Whether today's payrolls report was "stagflationary" or simply lousy, is debatable, but with just 96K private payrolls created in August (government added 34K jobs, the best "job category" in the month) one thing is certain: this was the 4th lowest private jobs print in the past 3 years.
And yet, if one looks at the various job sectors, the emerging picture is hardly a dismal one, with 9 industries adding jobs, and 4 losing.
Some of the highlights: US manufacturers continued to add jobs, though at a slower pace with August factory payrolls rising 3,000 after a downwardly revised 4,000. Meanwhile, the leading indicator for future job growth, temporary help agency employment, jumped by 15,400 after falling the previous three months and raising concerns of broader labor-market weakness.

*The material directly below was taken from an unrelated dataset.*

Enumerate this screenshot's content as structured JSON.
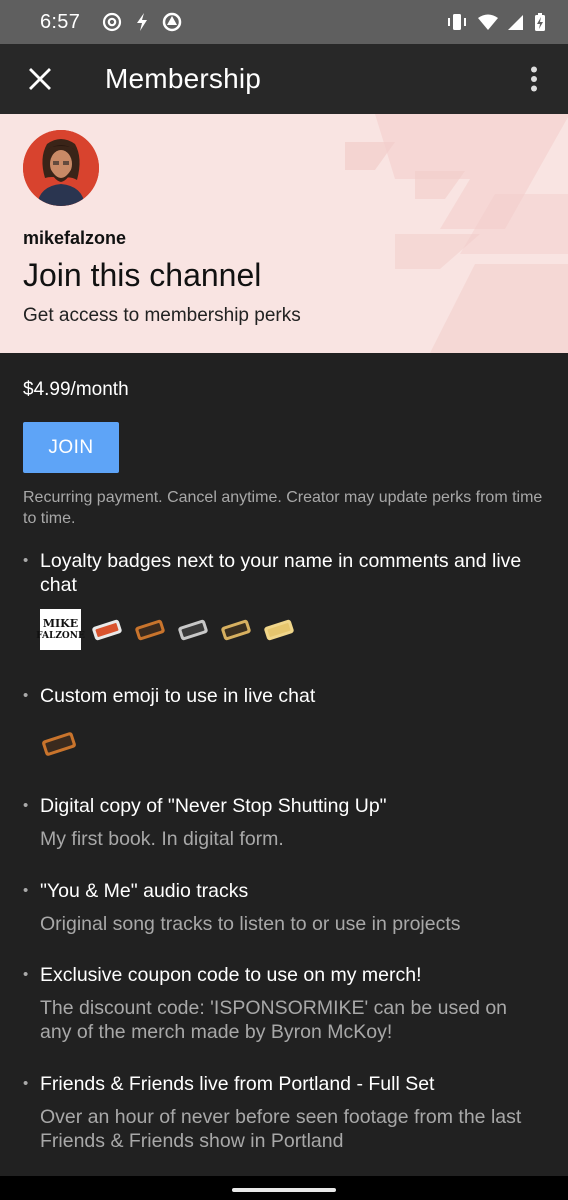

Separately, government added 34K jobs, "not great, not terrible", while low paying jobs in the education and health category were the second biggest addition in August, at 32,000; meanwhile Professional, Business and Service jobs added 21.6K (ex-temp). Below is a visual breakdown of all the main categories:
Looking at wage growth, below is the 3 month annualized growth in average hourly earnings in select industries:
- Financial activities 5.2%
- Information 5.1%
- Wholesale trade 4.7%
- Professional and business services 4.5%
- Transportation and warehousing 4.5%
- Retail trade 4.5%
- Trade, transportation, and utilities 4.5%
Finally, digging into the numbers above, below we show the fine detail level for industries with the highest and lowest rates of employment growth for the most recent month.
But the big surprise - or perhaps not - was retail, where the Amazonification of America is accelerating, in the process destroying the legacy brick and mortar sector, which peaked in Jan 2017, and has lost jobs for 7 consecutive months, and 8 of the past 9, as the legacy retail sector is getting gutted.